With the 936 out of the race, the Gelo team’s 935 shared by Fitzpatrick, Heyer and Wollek was handed victory on the proverbial plate. In the first hour it had been delayed first by having to refuel after only 45 minutes, ten minutes earlier than should have been neeessary, and secondly when its engine cut out at Becket’s. After a few moment’s investigation, Fitzpatrick saw that the external master switch had been knocked off, and with a flick of the finger he was back in the race. Apart from puffing smoke from its exhausts on gearchanges and a suspicion of a small oil leak, the car then ran faultlessly to the finish. The second Georg Loos entered Porsche fell completely out of contention when a turbocharger failed, costing it over 40 minutes in the pits; its recovery to an eventual fifth place in the hands of Fitzpatrick and Schurti was the most exciting sight of the final two hours.
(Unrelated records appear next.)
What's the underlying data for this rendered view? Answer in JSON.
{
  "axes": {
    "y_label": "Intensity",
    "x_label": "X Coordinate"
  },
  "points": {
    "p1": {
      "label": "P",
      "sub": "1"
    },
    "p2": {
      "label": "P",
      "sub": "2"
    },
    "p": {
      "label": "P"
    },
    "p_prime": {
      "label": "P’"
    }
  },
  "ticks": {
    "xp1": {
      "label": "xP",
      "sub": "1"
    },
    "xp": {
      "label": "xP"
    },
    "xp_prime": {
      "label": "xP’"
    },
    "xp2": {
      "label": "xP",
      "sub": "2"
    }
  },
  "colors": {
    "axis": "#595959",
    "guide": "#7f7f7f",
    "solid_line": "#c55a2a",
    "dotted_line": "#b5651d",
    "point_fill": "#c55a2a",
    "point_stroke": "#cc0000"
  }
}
The de Cadenet, having run second to the works Porsche for much of the first three hours, lost touch with the leading Gelo shortly after half-distance when a routine change of brake pads took more than ten minutes. In the final hour it lost more ground with electrical problems that flattened two batteries and gave it a misfire, but de Cadenet and Migault struggled in second nevertheless, seven laps behind the winners at the flag. Still more distant third and fourth places after unspectacular runs went to the 935 of Doeren and Schornstein (delayed by a broken fan-belt) and the first Group 4 car home, the French Porsche Carrera of Jean-Pierre Delaunay and Cyril Grandet.

Delayed during the first hour by almost unmanageable understeer and a couple of tyre changes intended to overcome it, the Dome recovered to fifth place by the two-hour mark in spite of badly fading brakes, Craft and Spice pumping the centre pedal between corners. Then they began to lose gears as well, so soon after mid-distance the Japanese car came in for an hour-long stop while its gearbox was rebuilt. After that, the car ran quite well, despite an intermittent misfire, so Craft and Spice plugged on gamely to the end to finish twelfth, one place better than the Aston Martin. Driven entirely by Derek Bell and Dave Preece in the race, the big thirsty V8 was in the pits every half hour for its tanks to be replenished and its oil breather catch tank to be emptied, and a rapid lap or two would leave it devoid of braking effect for several minutes. Yet at least Robin Hamilton’s smoky, thundering monster made it to the finish, albeit last.

That, at least, was better than the efforts of either the eye-catching Lancia or the exceptionally pretty Esprit. The Montecarlo’s racing debut lasted a mere four laps before it retired with a blown head gasket, itself the legacy of very poor pre-race preparation. Either someone failed to secure the water radiator cap properly, allowing it to blow off during the opening lap, or a mechanic forgot to fit it altogether. Either way, it was not a very glorious return to international racing for a company with its roots steeped in the traditions of competition. The Lotus went lame even earlier in the race, crawling into the pit road after only two laps with a serious distributor fault. It restarted, but broke down again out on the circuit, and after completing a handful more laps one at a time it was disqualified for receiving outside assistance away from the pits. — J.C.T.